Resolução contra Síria pode agravar tensão no Oriente Médio, diz Patriota

Refugiada síria se deslocando em direção à fronteira com a Turquia nesta quinta (Reuters) Direito de imagem Reuters
Image caption Muitos sírios estão tentando ir à Turquia para escapar da violência

O ministro das Relações Exteriores, Antonio Patriota, disse nesta quinta-feira, em Nova York, que uma resolução do Conselho de Segurança da ONU contra o governo da Síria poderá aumentar ainda mais a tensão no Oriente Médio.

“Eu acho que a última coisa que queremos ver ou fazer é contribuir para exacerbar as tensões no que nós consideramos ser uma das regiões mais tensas do mundo”, afirmou o ministro, ao observar que a Síria é um país crucial para a estabilidade da região.
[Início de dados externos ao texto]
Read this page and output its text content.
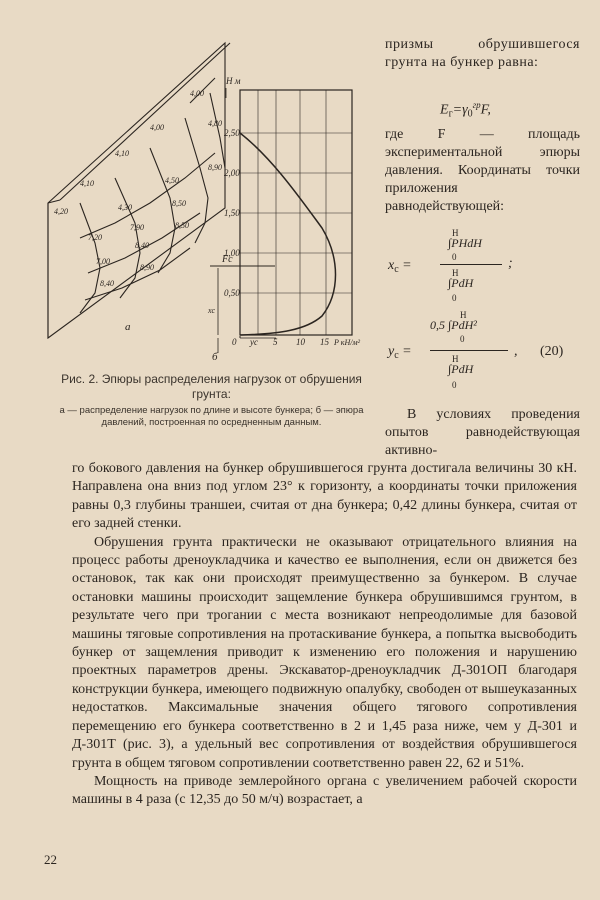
4,00
4,00
4,10
4,10
4,20	4,30
4,50
7,20
7,90
8,50
8,90
7,00
8,40
8,50
4,80
8,40
8,90
а
H м
2,50
2,00
1,50
1,00
0,50
Fc
0	5 10 15 P кН/м²
yc
xc
б
Рис. 2. Эпюры распределения нагрузок от обрушения грунта:
а — распределение нагрузок по длине и высоте бункера; б — эпюра давлений, построенная по осредненным данным.

призмы обрушившегося грунта на бункер равна:

$E_г=\gamma_0^{гр}F$,

где F — площадь экспериментальной эпюры давления. Координаты точки приложения равнодействующей:

$x_c$ =
H
∫PHdH
0
H
∫PdH
0
;
$y_c$ =
H
0,5 ∫PdH²
0
H
∫PdH
0
, (20)

В условиях проведения опытов равнодействующая активно-

го бокового давления на бункер обрушившегося грунта достигала величины 30 кН. Направлена она вниз под углом 23° к горизонту, а координаты точки приложения равны 0,3 глубины траншеи, считая от дна бункера; 0,42 длины бункера, считая от его задней стенки.

Обрушения грунта практически не оказывают отрицательного влияния на процесс работы дреноукладчика и качество ее выполнения, если он движется без остановок, так как они происходят преимущественно за бункером. В случае остановки машины происходит защемление бункера обрушившимся грунтом, в результате чего при трогании с места возникают непреодолимые для базовой машины тяговые сопротивления на протаскивание бункера, а попытка высвободить бункер от защемления приводит к изменению его положения и нарушению проектных параметров дрены. Экскаватор-дреноукладчик Д-301ОП благодаря конструкции бункера, имеющего подвижную опалубку, свободен от вышеуказанных недостатков. Максимальные значения общего тягового сопротивления перемещению его бункера соответственно в 2 и 1,45 раза ниже, чем у Д-301 и Д-301Т (рис. 3), а удельный вес сопротивления от воздействия обрушившегося грунта в общем тяговом сопротивлении соответственно равен 22, 62 и 51%.

Мощность на приводе землеройного органа с увеличением рабочей скорости машины в 4 раза (с 12,35 до 50 м/ч) возрастает, а

22
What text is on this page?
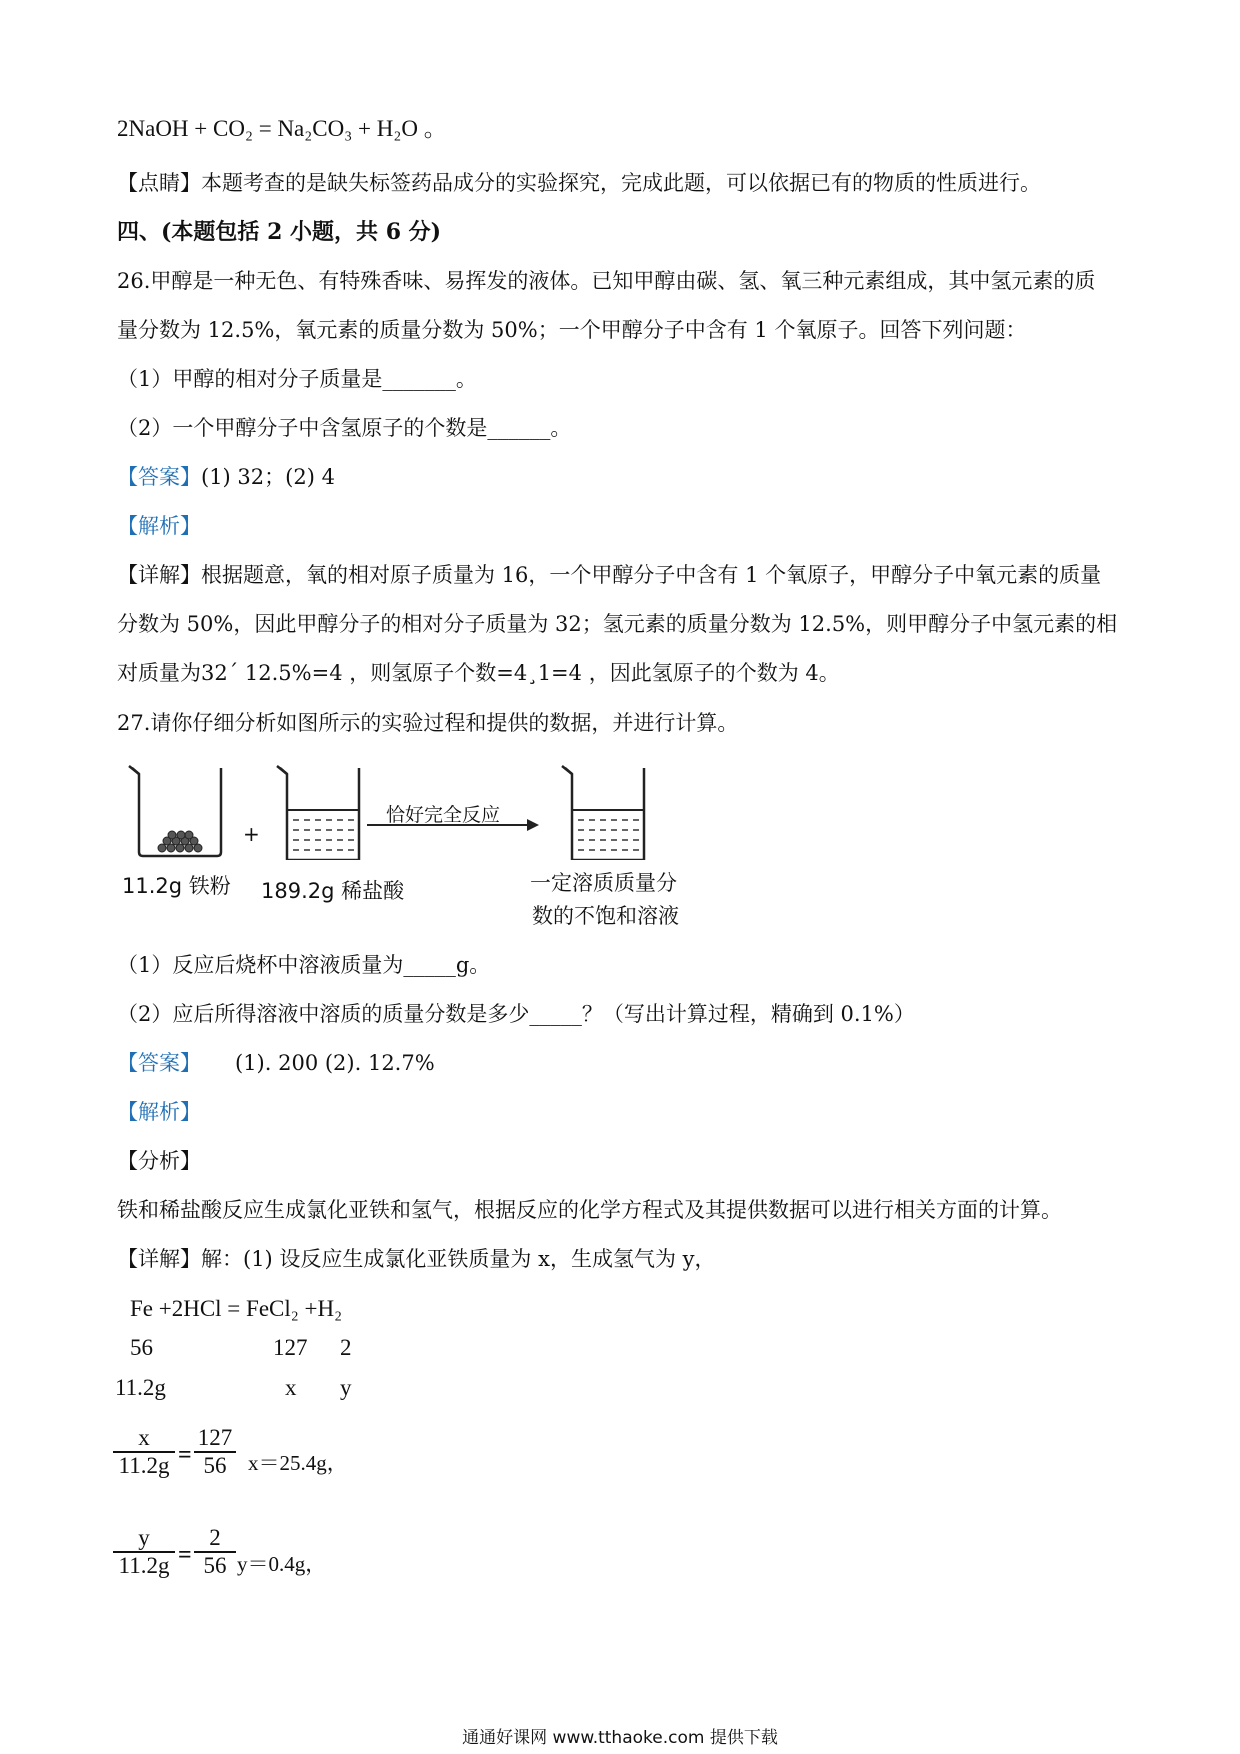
2NaOH + CO₂ = Na₂CO₃ + H₂O 。
【点睛】本题考查的是缺失标签药品成分的实验探究，完成此题，可以依据已有的物质的性质进行。
四、(本题包括 2 小题，共 6 分)
26.甲醇是一种无色、有特殊香味、易挥发的液体。已知甲醇由碳、氢、氧三种元素组成，其中氢元素的质
量分数为 12.5%，氧元素的质量分数为 50%；一个甲醇分子中含有 1 个氧原子。回答下列问题：
（1）甲醇的相对分子质量是_______。
（2）一个甲醇分子中含氢原子的个数是______。
【答案】(1) 32；(2) 4
【解析】
【详解】根据题意，氧的相对原子质量为 16，一个甲醇分子中含有 1 个氧原子，甲醇分子中氧元素的质量
分数为 50%，因此甲醇分子的相对分子质量为 32；氢元素的质量分数为 12.5%，则甲醇分子中氢元素的相
对质量为32´ 12.5%=4 ，则氢原子个数=4¸1=4 ，因此氢原子的个数为 4。
27.请你仔细分析如图所示的实验过程和提供的数据，并进行计算。
+
恰好完全反应
11.2g 铁粉 189.2g 稀盐酸	一定溶质质量分
数的不饱和溶液
（1）反应后烧杯中溶液质量为_____g。
（2）应后所得溶液中溶质的质量分数是多少_____？（写出计算过程，精确到 0.1%）
【答案】 (1). 200 (2). 12.7%
【解析】
【分析】
铁和稀盐酸反应生成氯化亚铁和氢气，根据反应的化学方程式及其提供数据可以进行相关方面的计算。
【详解】解：(1) 设反应生成氯化亚铁质量为 x，生成氢气为 y，
Fe +2HCl = FeCl₂ +H₂
56	127 2
11.2g	x y
$\frac{x}{11.2g} = \frac{127}{56} x=25.4g$，
$\frac{y}{11.2g} = \frac{2}{56} y=0.4g$，
通通好课网 www.tthaoke.com 提供下载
Patriota disse ainda que, diferentemente da resolução que autorizou a ação militar internacional na Líbia – aprovada pelo Conselho de Segurança em março, em uma votação na qual o Brasil se absteve –, no caso da Síria não há apoio dos países árabes a uma ação.

A proposta de resolução analisada pelo Conselho de Segurança condena a repressão do governo da Síria a manifestações pró-democracia, mas não prevê a autorização de qualquer tipo de ação concreta contra o governo sírio.

No entanto, alguns membros do Conselho de Segurança temem que a resolução seja o primeiro passo para uma intervenção na Síria, a exemplo do que ocorre na Líbia.

Preocupação

Segundo Patriota, a ação na Líbia, autorizada como meio de proteger civis de ataques por parte das forças leais ao coronel Muamar Khadafi, causa preocupação em algumas delegações na ONU sobre medidas do tipo em outros países.

Há entre alguns países a sensação de que os ataques aéreos realizados pela Otan (Organização do Tratado do Atlântico Norte) na Líbia extrapolam o mandato autorizado pela ONU na resolução 1973.

“Eu acho que preocupações sobre a implementação dessa resolução também estão influenciando a maneira como delegações veem outras medidas que podem afetar outros países na região, particularmente a Síria”, disse Patriota.

Além do Brasil, também a Índia e a África do Sul, todos membros não-permanentes do conselho, já manifestaram restrições à adoção de uma resolução contra a Síria.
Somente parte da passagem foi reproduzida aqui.